2.2.4 Autres données

Outre les enregistrements audio d’interactions touriste-conseiller, nous accordons une place considérable aux données issues d’autres sources, le matériel langagier à lui seul n'étant pas suffisant pour décrire et analyser profondément une situation de parole. Catherine Kerbrat-Orecchioni (2007, p. 3) rappelle qu’« il faut autant que possible prendre en compte la totalité du matériel sémiotique ainsi que tous les éléments pertinents du

contexte » quand il s’agit d’analyser des interactions en face-à-face. La récolte des données

issues d’autres sources que l’interaction et leur inclusion dans les analyses permettent une prise en compte globale du matériel sémiotique disponible et du contexte. En outre, ce

processus contribue à la triangulation des données dans l’analyse. Le corpus MITo comprend donc des données issues de l’observation, des entretiens et du recueil de documents touristiques.

Comme mentionné ci-dessus, nous étions présent tout au long des enregistrements en tant qu’observateur. L’approche adoptée pour l’observation des interactions à l’OdT relevait d’une observation « non-participante », c'est-à-dire une technique d’observation dans laquelle le chercheur ne se trouve pas directement impliqué dans l’interaction comme participant. Nous nous sommes positionné dans un rôle de « observateur total »104 (Gold,

1958), c'est-à-dire que nous n’avons pas participé à la situation sociale observée105. Pour ce faire, nous nous sommes positionné de manière à ne pas être clairement visible par les participants – que ce soit les touristes ou les conseillers. Ainsi nous avons pu observer le déroulement des interactions tout en contournant (partiellement) le paradoxe de l’observateur évoqué précédemment.

Nous avons pris des notes concernant les aspects « non-verbaux » (ou « extra-verbaux ») pertinents des interactions tels que certains éléments liés au gestuel, au contexte immédiat ou à d’éventuels « particularités » d’une interaction – une interruption liée à un phénomène inaudible sur les enregistrements, par exemple. Certaines métadonnées concernant les touristes ont également été notées, telles que l’âge approximatif, le sexe, le nombre de participants – interlocuteurs et accompagnateurs « listeners ».

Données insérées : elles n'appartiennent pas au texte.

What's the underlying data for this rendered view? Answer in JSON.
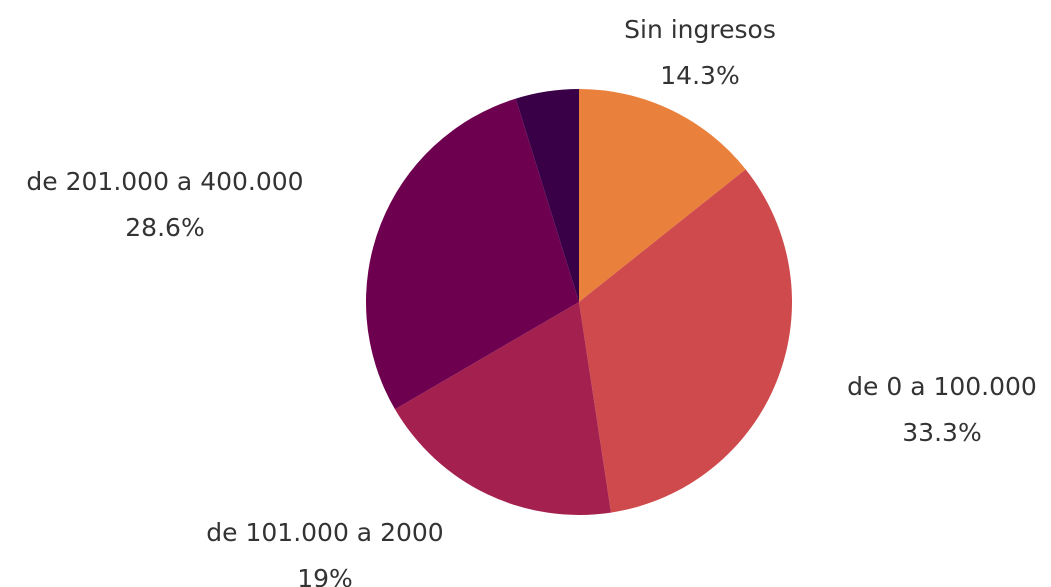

Le corpus MITo est complété par des données issues d’autres sources, notamment des entretiens et un recueil de documents touristiques disponibles à l’OdT. En ce qui concerne les entretiens, plusieurs entretiens informels avec des conseillers et des touristes ont été entrepris « sur le vif ». Il s’agissait de saisir des opportunités de contacts avec des conseillers et des touristes pour poser des questions concernant principalement leurs interactions, l’expérience touristique ou le fonctionnement de l’OdT. La plupart de ces données ont été capturées sous forme de notes mais certains échanges font partie des enregistrements. Ensuite, un entretien semi-directif plus « formel » a été organisé avec un membre de l’équipe de direction de l’OdT106.

La collecte de documents a concerné surtout la documentation disponible pour les touristes, comme des cartes, des plans, des guides ou des prospectus. Ces documents permettent une analyse plus fine des conseils donnés aux touristes et du rôle des conseillers, ainsi qu'une compréhension de l’univers sémiotique de l’OdT. En outre, la documentation joue très souvent un rôle central dans les interactions touriste-conseiller107.

Ainsi, son analyse en rapport avec les données interactionnelles est très importante. La récolte de documents a été complétée par des photographies du « paysage » de l’OdT ainsi qu’un certain nombre de documents « internes » de l’OdT. 104 « Complete observer ». 105 La notion de non-participation dans une situation sociale que l’on observe est clairement problématique puisque notre présence même constitue une participation mais le « complete observer » essaie de s’approcher au maximum de cette « non-participation ». 106 « Entretien DO ». Cf. Annexe 4. 107 Cf. Chapitre 6, partie 5.1.2.